Something which is a pleasant surprise to me when using DeepSpeech is that the model loading time is extremely fast (instantiating the DeepSpeech Model from memory-mapped file).

Typically, I can get loading time in less than 20-30 milliseconds on a fairly standard cloud machine with non-SSD persistent disks.

I’m not a computer scientist and really have no understanding of memory-mapped files, but I’m wondering what allows the model to load so quickly, when the model file itself is ~190 mb? Surely the disk read speed is much lower than what the load time would suggest (it would need to be in the Gb/s). I’m also not seeing any lag upon the initial streaming recognition (which would suggest some sort of page fault lazy loading.

Any disk I/O, or OS expert can offer some explanation of this?

Thanks, I did read the wikipedia entry, and understand the ‘lazy-loading’ part.

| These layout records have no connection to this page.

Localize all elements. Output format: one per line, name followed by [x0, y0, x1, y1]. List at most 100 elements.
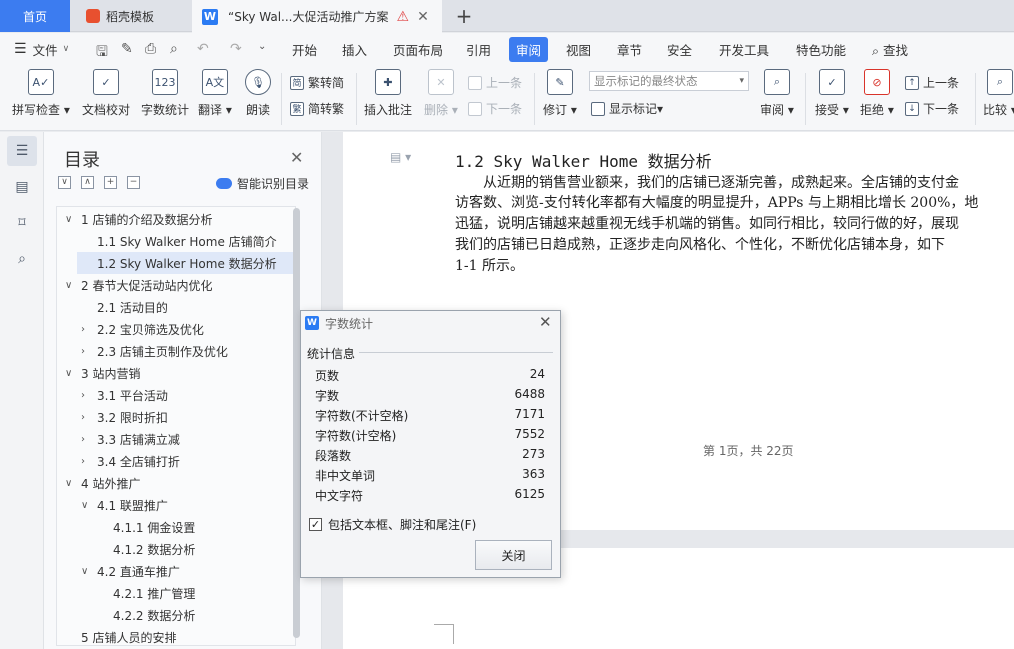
- chevron-down-icon[interactable]: ∨: [81, 500, 93, 511]
- menu-start[interactable]: 开始: [292, 40, 317, 59]
- accept-button[interactable]: ✓ 接受 ▾: [815, 69, 849, 118]
- prev-comment-button[interactable]: 上一条: [468, 74, 522, 91]
- print-icon[interactable]: ⎙: [145, 41, 156, 57]
- read-aloud-button[interactable]: 🎙 朗读: [245, 69, 271, 118]
- menu-reference[interactable]: 引用: [466, 40, 491, 59]
- menu-security[interactable]: 安全: [667, 40, 692, 59]
- hamburger-icon: ☰: [14, 41, 27, 57]
- simp-to-trad-button[interactable]: 繁简转繁: [290, 100, 344, 117]
- menu-review[interactable]: 审阅: [509, 36, 549, 62]
- toc-item[interactable]: › 3.4 全店铺打折: [57, 450, 293, 472]
- toc-item[interactable]: › 2.3 店铺主页制作及优化: [57, 340, 293, 362]
- menu-dev-tools[interactable]: 开发工具: [719, 40, 769, 59]
- toc-item[interactable]: › 3.3 店铺满立减: [57, 428, 293, 450]
- tab-document[interactable]: W “Sky Wal...大促活动推广方案 ⚠ ✕: [192, 0, 442, 33]
- remove-heading-icon[interactable]: −: [127, 176, 140, 189]
- tab-home-label: 首页: [22, 9, 47, 24]
- toc-item[interactable]: ∨ 4 站外推广: [57, 472, 293, 494]
- insert-comment-button[interactable]: ✚ 插入批注: [364, 69, 412, 118]
- simp-to-trad-icon: 繁: [290, 101, 304, 116]
- menu-insert[interactable]: 插入: [342, 40, 367, 59]
- file-menu[interactable]: ☰ 文件 ∨: [14, 40, 69, 59]
- new-tab-button[interactable]: +: [454, 0, 474, 32]
- paragraph-handle-icon[interactable]: ▤ ▾: [390, 150, 411, 164]
- menu-chapter[interactable]: 章节: [617, 40, 642, 59]
- toc-item[interactable]: › 2.2 宝贝筛选及优化: [57, 318, 293, 340]
- review-pane-button[interactable]: ⌕ 审阅 ▾: [760, 69, 794, 118]
- toc-item[interactable]: ∨ 3 站内营销: [57, 362, 293, 384]
- toc-item[interactable]: ∨ 4.1 联盟推广: [57, 494, 293, 516]
- compare-button[interactable]: ⌕ 比较 ▾: [983, 69, 1014, 118]
- close-button[interactable]: 关闭: [475, 540, 552, 570]
- show-markup-button[interactable]: 显示标记 ▾: [591, 100, 663, 117]
- next-change-button[interactable]: ↓ 下一条: [905, 100, 959, 117]
- toc-item[interactable]: 4.1.1 佣金设置: [57, 516, 293, 538]
- toc-item[interactable]: › 3.1 平台活动: [57, 384, 293, 406]
- chevron-down-icon[interactable]: ∨: [81, 566, 93, 577]
- dialog-close-icon[interactable]: ✕: [539, 313, 552, 331]
- close-tab-icon[interactable]: ✕: [417, 9, 429, 25]
- add-heading-icon[interactable]: +: [104, 176, 117, 189]
- chevron-right-icon[interactable]: ›: [81, 324, 93, 335]
- chevron-right-icon[interactable]: ›: [81, 390, 93, 401]
- tab-template[interactable]: 稻壳模板: [72, 0, 190, 32]
- track-changes-button[interactable]: ✎ 修订 ▾: [543, 69, 577, 118]
- redo-icon[interactable]: ↷: [230, 41, 242, 57]
- word-count-button[interactable]: 123 字数统计: [141, 69, 189, 118]
- chevron-right-icon[interactable]: ›: [81, 456, 93, 467]
- chevron-down-icon[interactable]: ∨: [65, 478, 77, 489]
- toc-item[interactable]: 4.1.2 数据分析: [57, 538, 293, 560]
- bookmark-icon[interactable]: ⌑: [7, 208, 37, 238]
- tab-home[interactable]: 首页: [0, 0, 70, 32]
- next-comment-button[interactable]: 下一条: [468, 100, 522, 117]
- customize-toolbar-icon[interactable]: ⌄: [258, 41, 266, 52]
- smart-toc-button[interactable]: 智能识别目录: [216, 175, 309, 192]
- menu-view[interactable]: 视图: [566, 40, 591, 59]
- toc-item[interactable]: 5 店铺人员的安排: [57, 626, 293, 645]
- expand-all-icon[interactable]: ∧: [81, 176, 94, 189]
- translate-button[interactable]: A文 翻译 ▾: [198, 69, 232, 118]
- toc-item[interactable]: ∨ 4.2 直通车推广: [57, 560, 293, 582]
- markup-state-select[interactable]: 显示标记的最终状态 ▾: [589, 71, 749, 91]
- close-icon[interactable]: ✕: [290, 148, 303, 167]
- dialog-titlebar[interactable]: W 字数统计: [301, 311, 560, 335]
- print-preview-icon[interactable]: ⌕: [170, 41, 178, 57]
- toc-panel-icon[interactable]: ☰: [7, 136, 37, 166]
- stat-row: 字符数(不计空格) 7171: [315, 407, 545, 427]
- trad-to-simp-button[interactable]: 简繁转简: [290, 74, 344, 91]
- spellcheck-label: 拼写检查: [12, 103, 61, 117]
- delete-comment-button[interactable]: ✕ 删除 ▾: [424, 69, 458, 118]
- menu-page-layout[interactable]: 页面布局: [393, 40, 443, 59]
- chapter-nav-icon[interactable]: ▤: [7, 172, 37, 202]
- menu-features[interactable]: 特色功能: [796, 40, 846, 59]
- reject-button[interactable]: ⊘ 拒绝 ▾: [860, 69, 894, 118]
- toc-item[interactable]: 1.1 Sky Walker Home 店铺简介: [57, 230, 293, 252]
- toc-item[interactable]: 4.2.1 推广管理: [57, 582, 293, 604]
- chevron-right-icon[interactable]: ›: [81, 346, 93, 357]
- proofread-button[interactable]: ✓ 文档校对: [82, 69, 130, 118]
- chevron-down-icon[interactable]: ∨: [65, 368, 77, 379]
- save-icon[interactable]: 🖫: [96, 41, 108, 65]
- toc-item[interactable]: ∨ 2 春节大促活动站内优化: [57, 274, 293, 296]
- toc-item[interactable]: 2.1 活动目的: [57, 296, 293, 318]
- toc-item[interactable]: 1.2 Sky Walker Home 数据分析: [77, 252, 293, 274]
- collapse-all-icon[interactable]: ∨: [58, 176, 71, 189]
- chevron-down-icon[interactable]: ∨: [65, 214, 77, 225]
- toc-scrollbar[interactable]: [293, 208, 300, 638]
- chevron-right-icon[interactable]: ›: [81, 412, 93, 423]
- toc-item-label: 3.4 全店铺打折: [97, 454, 180, 469]
- reject-label: 拒绝: [860, 103, 885, 117]
- toc-item[interactable]: ∨ 1 店铺的介绍及数据分析: [57, 208, 293, 230]
- spellcheck-button[interactable]: A✓ 拼写检查 ▾: [12, 69, 70, 118]
- include-textbox-checkbox[interactable]: ✓ 包括文本框、脚注和尾注(F): [309, 516, 476, 533]
- find-replace-icon[interactable]: ⌕: [7, 244, 37, 274]
- prev-change-button[interactable]: ↑ 上一条: [905, 74, 959, 91]
- writer-doc-icon: W: [202, 8, 218, 25]
- chevron-right-icon[interactable]: ›: [81, 434, 93, 445]
- toc-item[interactable]: › 3.2 限时折扣: [57, 406, 293, 428]
- search-button[interactable]: ⌕ 查找: [872, 40, 908, 59]
- chevron-down-icon[interactable]: ∨: [65, 280, 77, 291]
- format-painter-icon[interactable]: ✎: [121, 41, 133, 57]
- toc-item[interactable]: 4.2.2 数据分析: [57, 604, 293, 626]
- undo-icon[interactable]: ↶: [197, 41, 209, 57]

One thing I failed to mention in my initial question is that I also profiled the initial streaming recognize timing (first chunk of 320 ms audio), I was expecting that if the model is being read from disk as the location is being accessed, upon the first computation through the graph, there will be significant delays. However I did not see any additional lag.

Is it the case that the actual ‘read’ of the model is much less than what the file size suggest (190mb)?
I read about the heap usage here https://hacks.mozilla.org/2018/09/speech-recognition-deepspeech/ of only 20mb, maybe this explains parts of it.

I’m asking these questions because I’m curious to see if the model loading can scale to tens or hundreds of models on a single machine without pre-loading them into memory. For example, if I have 50 custom trained models, and I’d like to serve all of them in real time (when the streaming request comes in), the best case scenario is that there is no model loading and initial lag. My testing so far suggests that this is entirely possible, just want to know if I’m missing something or if there are pitfalls.

You should take a look at TensorFlow itself, we are relying on their capabilties to mmap efficiently, and this is why there is the convert_graphdef usage to adapt protocolbuffer file to be mmap efficient.

That depends on how much memory you have, I guess.